Elements of the UK popular media dedicate themselves daily to the dehumanisation of benefit claimants, so as to exaggerate the psychological distance between those in poverty, and those slightly better off. As for the official opposition – well, as Labour shadow minister Rachel Reeves made clear this week, the Labour Party can no longer afford to be seen as “representing benefit claimants”, even when many of those claimants, just a week or a month earlier, were among the “hard-working families” Labour loves to praise. And the SNP, while it adopts a clearer anti-austerity position than Labour, is now being so aggressively demonised by the London media for its constitutional politics that Nicola Sturgeon’s hopes of exercising a civilising social democratic influence on UK politics seem utterly forlorn.

So the flame of hope for a more sustainable social-democratic future burns low, in the week of George Osborne’s “sunshine” budget. A couple of months ago, during the debate over Syriza’s anti-austerity policies, someone tweeted that “economic reality is out there”, and that we have to live with it. This is not true, of course; “economic reality” – insofar as it has to do with money, and the global financial system – is socially invented and constructed, and can be changed with the stroke of a pen when it suits those in power, as it was seven years ago, for our insolvent banks.

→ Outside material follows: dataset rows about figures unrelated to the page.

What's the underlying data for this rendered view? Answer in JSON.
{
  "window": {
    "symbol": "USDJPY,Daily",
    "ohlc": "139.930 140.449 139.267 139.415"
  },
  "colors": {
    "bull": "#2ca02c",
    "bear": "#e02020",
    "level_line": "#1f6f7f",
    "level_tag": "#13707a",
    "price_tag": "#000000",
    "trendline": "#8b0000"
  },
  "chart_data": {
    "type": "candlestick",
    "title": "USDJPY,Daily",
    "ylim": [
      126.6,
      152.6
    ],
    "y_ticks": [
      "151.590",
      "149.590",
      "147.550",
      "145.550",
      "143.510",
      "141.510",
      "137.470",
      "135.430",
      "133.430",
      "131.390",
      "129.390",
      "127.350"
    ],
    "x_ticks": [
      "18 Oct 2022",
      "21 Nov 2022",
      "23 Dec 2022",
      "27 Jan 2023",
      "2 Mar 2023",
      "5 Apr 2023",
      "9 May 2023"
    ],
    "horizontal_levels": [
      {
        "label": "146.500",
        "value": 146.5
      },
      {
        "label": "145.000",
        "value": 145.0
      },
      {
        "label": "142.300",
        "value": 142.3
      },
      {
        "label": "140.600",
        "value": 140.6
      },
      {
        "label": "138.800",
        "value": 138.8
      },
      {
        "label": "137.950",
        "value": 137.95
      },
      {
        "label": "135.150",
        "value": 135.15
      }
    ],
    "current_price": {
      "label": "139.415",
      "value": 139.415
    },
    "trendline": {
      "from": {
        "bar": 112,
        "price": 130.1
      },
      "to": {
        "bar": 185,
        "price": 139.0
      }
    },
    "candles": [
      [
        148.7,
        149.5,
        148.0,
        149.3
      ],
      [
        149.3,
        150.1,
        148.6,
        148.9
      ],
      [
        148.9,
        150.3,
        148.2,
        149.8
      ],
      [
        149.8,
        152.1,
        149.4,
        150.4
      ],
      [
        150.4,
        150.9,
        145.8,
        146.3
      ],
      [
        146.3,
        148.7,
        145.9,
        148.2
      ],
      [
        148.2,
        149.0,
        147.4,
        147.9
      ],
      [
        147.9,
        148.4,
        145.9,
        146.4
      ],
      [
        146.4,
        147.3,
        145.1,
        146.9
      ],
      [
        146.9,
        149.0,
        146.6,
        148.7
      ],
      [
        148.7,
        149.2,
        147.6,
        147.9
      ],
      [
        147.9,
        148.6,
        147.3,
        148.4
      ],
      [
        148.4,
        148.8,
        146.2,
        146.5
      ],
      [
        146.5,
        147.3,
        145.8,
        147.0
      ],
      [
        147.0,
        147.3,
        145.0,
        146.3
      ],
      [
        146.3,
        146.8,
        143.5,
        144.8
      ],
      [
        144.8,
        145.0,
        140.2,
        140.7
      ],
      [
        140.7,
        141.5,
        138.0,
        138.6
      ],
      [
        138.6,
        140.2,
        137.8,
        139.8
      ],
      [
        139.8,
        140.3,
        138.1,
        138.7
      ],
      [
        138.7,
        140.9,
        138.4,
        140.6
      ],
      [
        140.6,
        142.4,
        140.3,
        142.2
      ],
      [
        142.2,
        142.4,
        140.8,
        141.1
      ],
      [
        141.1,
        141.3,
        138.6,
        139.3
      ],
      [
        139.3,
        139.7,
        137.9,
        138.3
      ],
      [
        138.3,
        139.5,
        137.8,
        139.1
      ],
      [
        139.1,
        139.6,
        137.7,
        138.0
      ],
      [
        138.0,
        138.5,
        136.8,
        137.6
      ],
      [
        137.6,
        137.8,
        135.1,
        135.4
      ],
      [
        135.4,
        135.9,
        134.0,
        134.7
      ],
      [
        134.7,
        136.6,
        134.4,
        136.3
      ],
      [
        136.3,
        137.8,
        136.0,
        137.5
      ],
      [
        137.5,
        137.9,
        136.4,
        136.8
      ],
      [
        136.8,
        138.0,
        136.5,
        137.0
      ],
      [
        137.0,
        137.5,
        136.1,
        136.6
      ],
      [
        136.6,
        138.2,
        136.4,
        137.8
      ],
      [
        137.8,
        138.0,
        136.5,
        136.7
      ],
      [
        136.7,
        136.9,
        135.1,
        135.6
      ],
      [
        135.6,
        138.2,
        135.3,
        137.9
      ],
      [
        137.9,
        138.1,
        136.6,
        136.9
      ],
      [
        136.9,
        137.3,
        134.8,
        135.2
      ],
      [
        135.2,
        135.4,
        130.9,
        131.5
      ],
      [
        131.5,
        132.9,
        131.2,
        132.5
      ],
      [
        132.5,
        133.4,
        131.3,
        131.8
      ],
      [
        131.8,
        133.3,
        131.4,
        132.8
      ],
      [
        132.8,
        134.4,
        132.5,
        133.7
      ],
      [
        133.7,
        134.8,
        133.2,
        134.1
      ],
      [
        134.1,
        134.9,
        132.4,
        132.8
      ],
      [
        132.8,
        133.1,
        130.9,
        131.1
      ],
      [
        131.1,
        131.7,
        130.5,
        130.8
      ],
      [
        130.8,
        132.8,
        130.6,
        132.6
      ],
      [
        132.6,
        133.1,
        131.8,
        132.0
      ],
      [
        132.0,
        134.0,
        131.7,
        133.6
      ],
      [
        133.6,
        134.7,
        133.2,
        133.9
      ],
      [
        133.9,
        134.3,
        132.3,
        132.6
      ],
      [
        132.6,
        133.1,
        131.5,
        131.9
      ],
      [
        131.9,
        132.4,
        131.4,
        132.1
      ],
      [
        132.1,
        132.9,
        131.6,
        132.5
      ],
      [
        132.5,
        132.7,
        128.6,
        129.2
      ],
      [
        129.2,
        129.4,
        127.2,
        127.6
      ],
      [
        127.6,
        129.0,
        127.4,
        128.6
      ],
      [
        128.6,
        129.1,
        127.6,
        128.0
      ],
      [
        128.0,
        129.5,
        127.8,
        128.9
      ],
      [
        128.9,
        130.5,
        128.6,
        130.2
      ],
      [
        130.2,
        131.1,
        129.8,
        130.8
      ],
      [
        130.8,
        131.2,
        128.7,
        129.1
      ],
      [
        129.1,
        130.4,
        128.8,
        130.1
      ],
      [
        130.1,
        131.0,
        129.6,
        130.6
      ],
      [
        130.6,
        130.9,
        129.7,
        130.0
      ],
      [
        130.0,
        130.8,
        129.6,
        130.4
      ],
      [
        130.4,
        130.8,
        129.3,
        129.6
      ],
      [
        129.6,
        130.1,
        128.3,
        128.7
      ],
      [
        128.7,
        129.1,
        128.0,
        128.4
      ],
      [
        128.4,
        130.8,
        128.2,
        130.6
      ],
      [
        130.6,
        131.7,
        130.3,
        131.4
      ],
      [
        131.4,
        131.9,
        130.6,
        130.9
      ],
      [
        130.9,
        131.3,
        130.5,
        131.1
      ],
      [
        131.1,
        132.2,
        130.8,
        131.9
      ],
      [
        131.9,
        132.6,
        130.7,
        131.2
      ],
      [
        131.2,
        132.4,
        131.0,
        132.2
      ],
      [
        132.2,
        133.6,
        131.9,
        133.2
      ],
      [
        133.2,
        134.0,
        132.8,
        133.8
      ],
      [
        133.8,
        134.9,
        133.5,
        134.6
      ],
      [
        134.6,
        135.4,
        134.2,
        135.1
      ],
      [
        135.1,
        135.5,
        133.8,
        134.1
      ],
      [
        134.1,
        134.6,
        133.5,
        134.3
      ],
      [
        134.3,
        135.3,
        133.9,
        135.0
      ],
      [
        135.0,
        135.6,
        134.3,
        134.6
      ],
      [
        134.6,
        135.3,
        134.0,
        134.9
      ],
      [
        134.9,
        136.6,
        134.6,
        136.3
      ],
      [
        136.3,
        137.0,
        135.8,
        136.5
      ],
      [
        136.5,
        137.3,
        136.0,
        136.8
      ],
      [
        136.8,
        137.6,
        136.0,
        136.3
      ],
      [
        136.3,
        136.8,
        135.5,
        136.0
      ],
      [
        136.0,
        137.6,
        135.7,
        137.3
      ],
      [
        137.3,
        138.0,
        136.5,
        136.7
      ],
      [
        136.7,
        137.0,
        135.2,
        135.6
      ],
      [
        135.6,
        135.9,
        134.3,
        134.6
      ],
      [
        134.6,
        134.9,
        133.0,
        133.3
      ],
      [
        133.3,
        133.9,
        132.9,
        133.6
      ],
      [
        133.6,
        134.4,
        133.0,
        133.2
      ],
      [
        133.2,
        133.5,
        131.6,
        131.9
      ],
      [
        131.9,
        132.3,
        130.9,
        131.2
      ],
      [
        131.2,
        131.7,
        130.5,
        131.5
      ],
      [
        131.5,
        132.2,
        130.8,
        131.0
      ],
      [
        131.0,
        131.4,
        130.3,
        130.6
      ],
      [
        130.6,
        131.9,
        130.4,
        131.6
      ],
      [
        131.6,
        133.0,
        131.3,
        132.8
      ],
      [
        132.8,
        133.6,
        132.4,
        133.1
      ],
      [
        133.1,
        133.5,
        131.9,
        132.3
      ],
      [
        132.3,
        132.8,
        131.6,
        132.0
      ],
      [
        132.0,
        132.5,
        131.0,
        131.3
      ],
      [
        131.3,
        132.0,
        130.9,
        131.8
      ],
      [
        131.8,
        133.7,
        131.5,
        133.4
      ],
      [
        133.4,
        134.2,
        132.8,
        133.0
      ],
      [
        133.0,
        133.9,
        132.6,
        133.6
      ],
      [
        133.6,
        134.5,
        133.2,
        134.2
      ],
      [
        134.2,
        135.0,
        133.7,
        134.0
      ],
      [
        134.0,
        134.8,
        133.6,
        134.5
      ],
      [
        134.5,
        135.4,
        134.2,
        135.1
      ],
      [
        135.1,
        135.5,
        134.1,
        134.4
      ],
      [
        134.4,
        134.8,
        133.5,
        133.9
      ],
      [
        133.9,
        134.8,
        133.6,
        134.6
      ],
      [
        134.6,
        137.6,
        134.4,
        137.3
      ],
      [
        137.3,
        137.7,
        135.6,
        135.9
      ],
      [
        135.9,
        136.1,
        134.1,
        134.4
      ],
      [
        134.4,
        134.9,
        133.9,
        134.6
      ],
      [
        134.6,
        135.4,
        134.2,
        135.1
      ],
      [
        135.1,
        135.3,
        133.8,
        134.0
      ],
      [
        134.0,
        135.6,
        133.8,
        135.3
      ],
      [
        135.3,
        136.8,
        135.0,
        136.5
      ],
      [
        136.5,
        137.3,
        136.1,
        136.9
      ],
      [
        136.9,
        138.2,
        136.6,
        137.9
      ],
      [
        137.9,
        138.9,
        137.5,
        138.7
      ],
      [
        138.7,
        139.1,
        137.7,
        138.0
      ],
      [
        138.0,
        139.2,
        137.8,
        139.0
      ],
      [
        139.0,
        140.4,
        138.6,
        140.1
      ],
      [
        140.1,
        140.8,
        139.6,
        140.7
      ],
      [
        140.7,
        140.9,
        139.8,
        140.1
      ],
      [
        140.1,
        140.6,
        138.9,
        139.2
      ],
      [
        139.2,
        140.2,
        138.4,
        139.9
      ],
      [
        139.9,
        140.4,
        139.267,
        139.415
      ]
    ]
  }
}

So long as the majority of people believe in those “economic realities”, though – believe that they are fixed and immutable, rather than politically determined – there will be no basis on which to build serious political change. After the Second World War, at Bretton Woods, they tore up the old global financial system that had failed in the 1930s, and started again from scratch; and it seems clear to me that we need to do the same today, in response to the mighty and still-rumbling crash of 2008. Until we understand that such a change is possible, though – and produce a generation of politicians with the vision and determination to carry it through – that process will not even begin; and we in Scotland, in or out of the UK, will have to live with the broken global system we now inhabit, and with the fierce hostility to basic social-democratic decencies that now seems written into its very DNA.